UK's Barratt cuts dividend as housing slowdown bites
- Forward sales plunges more than 35% as at Jan. 29
- Weekly net bookings 0.49 units in Jan vs 0.90 year ago
- HY pre-tax profit up about 15% to 501.5 mln pounds
Feb 8 (Reuters) - UK housebuilder Barratt (BDEV.L) on Wednesday cut its mid-year dividend by 9% amid a slowing market and dwindling cash and said it plans to cut operating costs if bookings fail to improve over the coming months.
The country's housing market has slammed into reverse as soaring inflation curbs spending power, with both house prices and the number of mortgages approved by UK lenders in December slumping by the most since the 2008 global financial crisis.
"We are no longer buying land... and we will continue the recruitment freeze which started in September until market conditions turn for the better," CEO David Thomas said.
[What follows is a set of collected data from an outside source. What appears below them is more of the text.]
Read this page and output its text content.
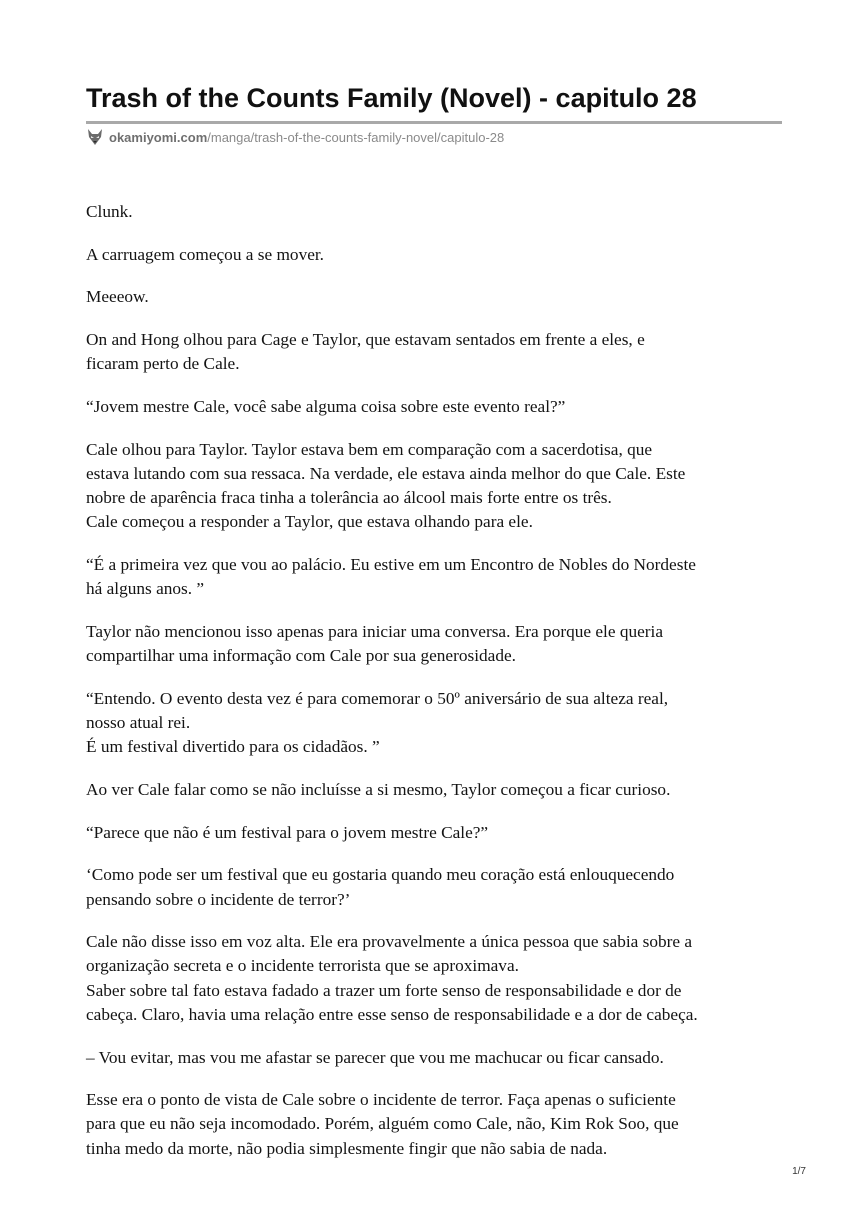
Trash of the Counts Family (Novel) - capitulo 28
okamiyomi.com/manga/trash-of-the-counts-family-novel/capitulo-28

Clunk.

A carruagem começou a se mover.

Meeeow.

On and Hong olhou para Cage e Taylor, que estavam sentados em frente a eles, e
ficaram perto de Cale.

“Jovem mestre Cale, você sabe alguma coisa sobre este evento real?”

Cale olhou para Taylor. Taylor estava bem em comparação com a sacerdotisa, que
estava lutando com sua ressaca. Na verdade, ele estava ainda melhor do que Cale. Este
nobre de aparência fraca tinha a tolerância ao álcool mais forte entre os três.
Cale começou a responder a Taylor, que estava olhando para ele.

“É a primeira vez que vou ao palácio. Eu estive em um Encontro de Nobles do Nordeste
há alguns anos. ”

Taylor não mencionou isso apenas para iniciar uma conversa. Era porque ele queria
compartilhar uma informação com Cale por sua generosidade.

“Entendo. O evento desta vez é para comemorar o 50º aniversário de sua alteza real,
nosso atual rei.
É um festival divertido para os cidadãos. ”

Ao ver Cale falar como se não incluísse a si mesmo, Taylor começou a ficar curioso.

“Parece que não é um festival para o jovem mestre Cale?”

‘Como pode ser um festival que eu gostaria quando meu coração está enlouquecendo
pensando sobre o incidente de terror?’

Cale não disse isso em voz alta. Ele era provavelmente a única pessoa que sabia sobre a
organização secreta e o incidente terrorista que se aproximava.
Saber sobre tal fato estava fadado a trazer um forte senso de responsabilidade e dor de
cabeça. Claro, havia uma relação entre esse senso de responsabilidade e a dor de cabeça.

– Vou evitar, mas vou me afastar se parecer que vou me machucar ou ficar cansado.

Esse era o ponto de vista de Cale sobre o incidente de terror. Faça apenas o suficiente
para que eu não seja incomodado. Porém, alguém como Cale, não, Kim Rok Soo, que
tinha medo da morte, não podia simplesmente fingir que não sabia de nada.

1/7
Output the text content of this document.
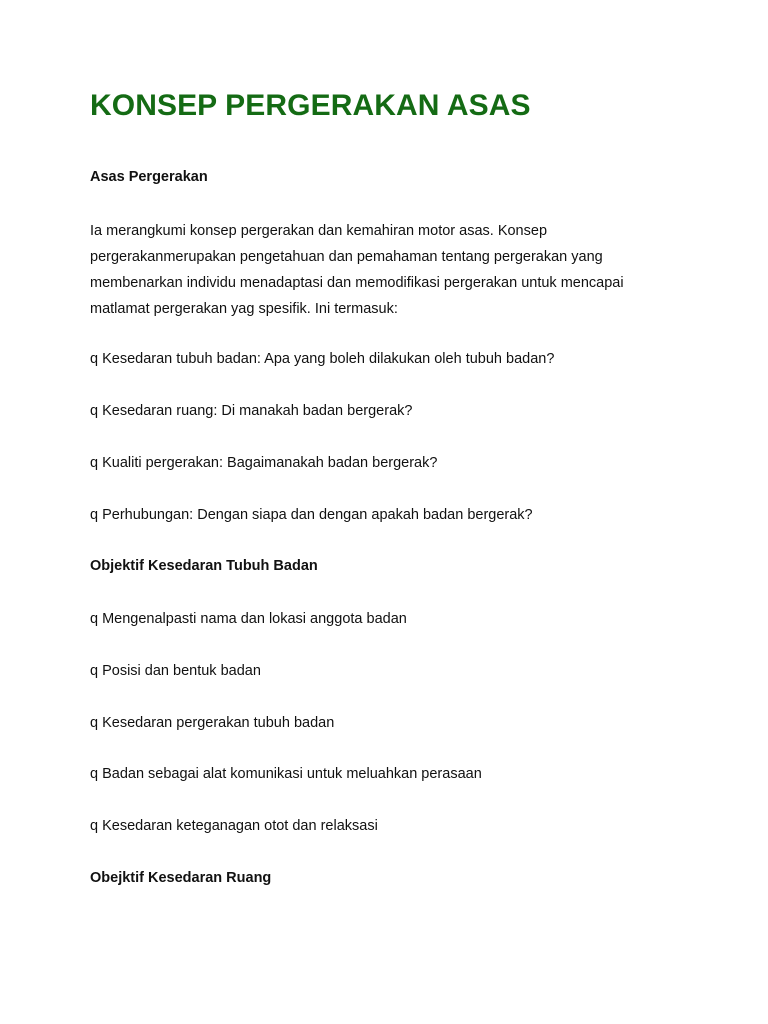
KONSEP PERGERAKAN ASAS
Asas Pergerakan

Ia merangkumi konsep pergerakan dan kemahiran motor asas. Konsep
pergerakanmerupakan pengetahuan dan pemahaman tentang pergerakan yang
membenarkan individu menadaptasi dan memodifikasi pergerakan untuk mencapai
matlamat pergerakan yag spesifik. Ini termasuk:

q Kesedaran tubuh badan: Apa yang boleh dilakukan oleh tubuh badan?

q Kesedaran ruang: Di manakah badan bergerak?

q Kualiti pergerakan: Bagaimanakah badan bergerak?

q Perhubungan: Dengan siapa dan dengan apakah badan bergerak?

Objektif Kesedaran Tubuh Badan

q Mengenalpasti nama dan lokasi anggota badan

q Posisi dan bentuk badan

q Kesedaran pergerakan tubuh badan

q Badan sebagai alat komunikasi untuk meluahkan perasaan

q Kesedaran keteganagan otot dan relaksasi

Obejktif Kesedaran Ruang
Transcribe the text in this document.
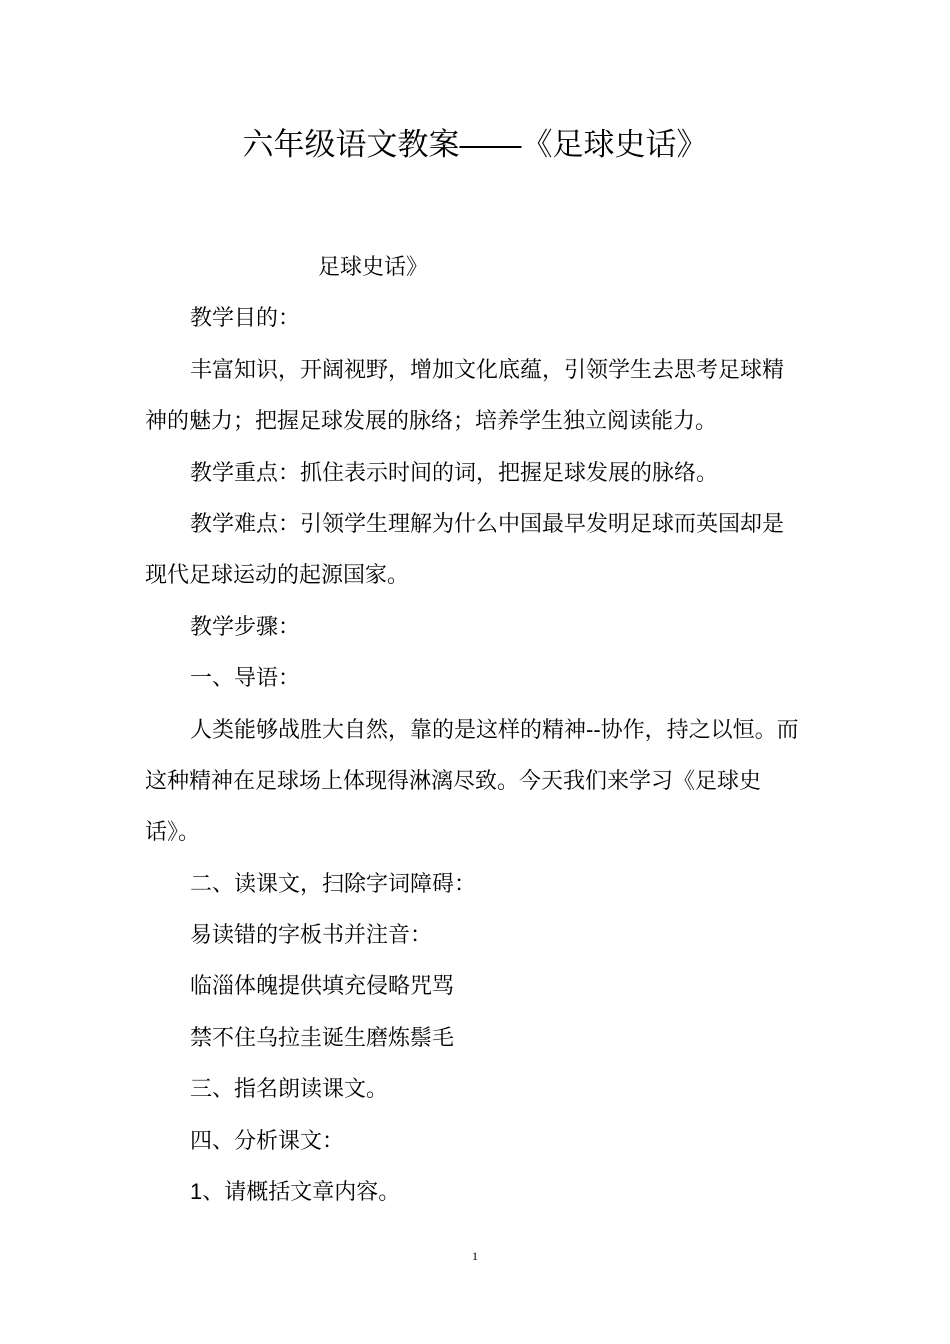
六年级语文教案——《足球史话》
足球史话》
教学目的：
丰富知识，开阔视野，增加文化底蕴，引领学生去思考足球精
神的魅力；把握足球发展的脉络；培养学生独立阅读能力。
教学重点：抓住表示时间的词，把握足球发展的脉络。
教学难点：引领学生理解为什么中国最早发明足球而英国却是
现代足球运动的起源国家。
教学步骤：
一、导语：
人类能够战胜大自然，靠的是这样的精神--协作，持之以恒。而
这种精神在足球场上体现得淋漓尽致。今天我们来学习《足球史
话》。
二、读课文，扫除字词障碍：
易读错的字板书并注音：
临淄体魄提供填充侵略咒骂
禁不住乌拉圭诞生磨炼鬃毛
三、指名朗读课文。
四、分析课文：
1、请概括文章内容。
1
Thomas, however, declined to comment on whether those cost-cutting plans involved job cuts, saying Barratt would "monitor the market on a week-to-week basis and see how the market evolves in 2023".
Rival Taylor Wimpey (TW.L) last month said it was considering job cuts and would build fewer homes in 2023 than last year.
Barratt's forward sales as of Jan. 29 were down more than 35% year on year to 2.67 billion pounds ($3.22 billion).
Net cash at mid-year was down 14.4% to 969 million pounds, partly driven by shareholder returns.
Net bookings per average week for Jan. 1-29 fell to 0.49 from 0.90 for the corresponding period a year earlier, although that was a slight improvement over the 0.30 reported for about the last three months of 2022.
Barratt raised the top end of its annual home completions outlook range to 16,000-17,000 from 16,000-16,500 last month, driven by improved booking activity in January.
The company declared an interim dividend of 10.2 pence per share, the first reduction in payout since it suspended payments in 2020 during the early days of coronavirus pandemic.
"A reduction to (dividend) payment is ..a sign of caution," said Richard Hunter, head of markets at Interactive Investor.
Analysts had forecast that British housebuilders would cut dividends to preserve cash and ride out the market downturn after Persimmon in November scrapped its dividend policy and ruled out a special dividend.